The new group, named AP CRO, includes Axis Clinicals, QPS BioServe India, Sipra Labs, Aizant Drug Research Solutions and CRBio and is intended as a self-regulating body designed to ensure the research is carried out in an ethical manner, according to the Times of India.
One of AP CRO’s first activities will be to develop a programme whereby video and audio recordings are taken as patients enrol in trials to address concerns that participants, particularly in rural areas, are sometimes not made properly aware they are taking part in research.
AP CRO member Axis Clinicals, part of Aurobindo Pharma, was the focus of such concerns in June after the DCGI banned it from conducting bioequivalency and bioavailability studies after allegations the CRO had failed to obtain consent from women enrolled in a cancer study it carried out in Pidugualla.
The DCGI gave Axis the go ahead to resume conducting clinical trials last month after inspecting the firm’s facility in Miyapur in the city and the CRO revised some of its recruitment protocols.
Nevertheless, this and a number of other incidents have started to tarnish the reputation of clinical research conducted in India and those in Andhra Pradesh in particular – hence the decision to establish the new self-regulatory body.

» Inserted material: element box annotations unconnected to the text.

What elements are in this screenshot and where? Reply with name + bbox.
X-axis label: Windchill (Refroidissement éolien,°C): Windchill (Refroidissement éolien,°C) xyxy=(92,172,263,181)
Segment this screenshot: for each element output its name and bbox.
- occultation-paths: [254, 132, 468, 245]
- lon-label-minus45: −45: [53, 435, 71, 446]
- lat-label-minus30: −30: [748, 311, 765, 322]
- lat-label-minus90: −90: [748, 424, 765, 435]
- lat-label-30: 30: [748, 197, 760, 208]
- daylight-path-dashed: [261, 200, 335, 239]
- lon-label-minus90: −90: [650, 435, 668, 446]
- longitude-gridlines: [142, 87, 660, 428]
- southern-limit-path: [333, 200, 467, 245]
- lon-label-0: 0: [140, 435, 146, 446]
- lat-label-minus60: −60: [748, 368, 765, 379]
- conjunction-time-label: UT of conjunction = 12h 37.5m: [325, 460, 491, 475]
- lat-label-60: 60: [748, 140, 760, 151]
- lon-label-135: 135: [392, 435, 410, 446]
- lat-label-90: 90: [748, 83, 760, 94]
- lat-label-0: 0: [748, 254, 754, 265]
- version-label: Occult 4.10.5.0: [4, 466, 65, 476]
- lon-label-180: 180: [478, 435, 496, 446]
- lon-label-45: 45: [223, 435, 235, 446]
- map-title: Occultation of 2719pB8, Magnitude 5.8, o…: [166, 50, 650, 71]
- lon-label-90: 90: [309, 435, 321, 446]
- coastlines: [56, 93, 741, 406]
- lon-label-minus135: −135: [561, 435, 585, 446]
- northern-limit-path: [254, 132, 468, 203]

Axis MD Sarath Reddy told the Hindu Business Line that: “We have decided to maintain video and audio recording of the consent process at the time of enrolling volunteers to rule out any deficiencies and complaints of inadequate briefing of volunteers.”
Sunil Reddy from QPS Bioserve went further, telling the Times of India that: "We do not lure illiterate people. In fact, when these illiterate people sign the consent form it is mandatory that one literate guardian has to accompany the person.”
"To put an end to this controversy, many CROs have decided not to take illiterate subjects," he added.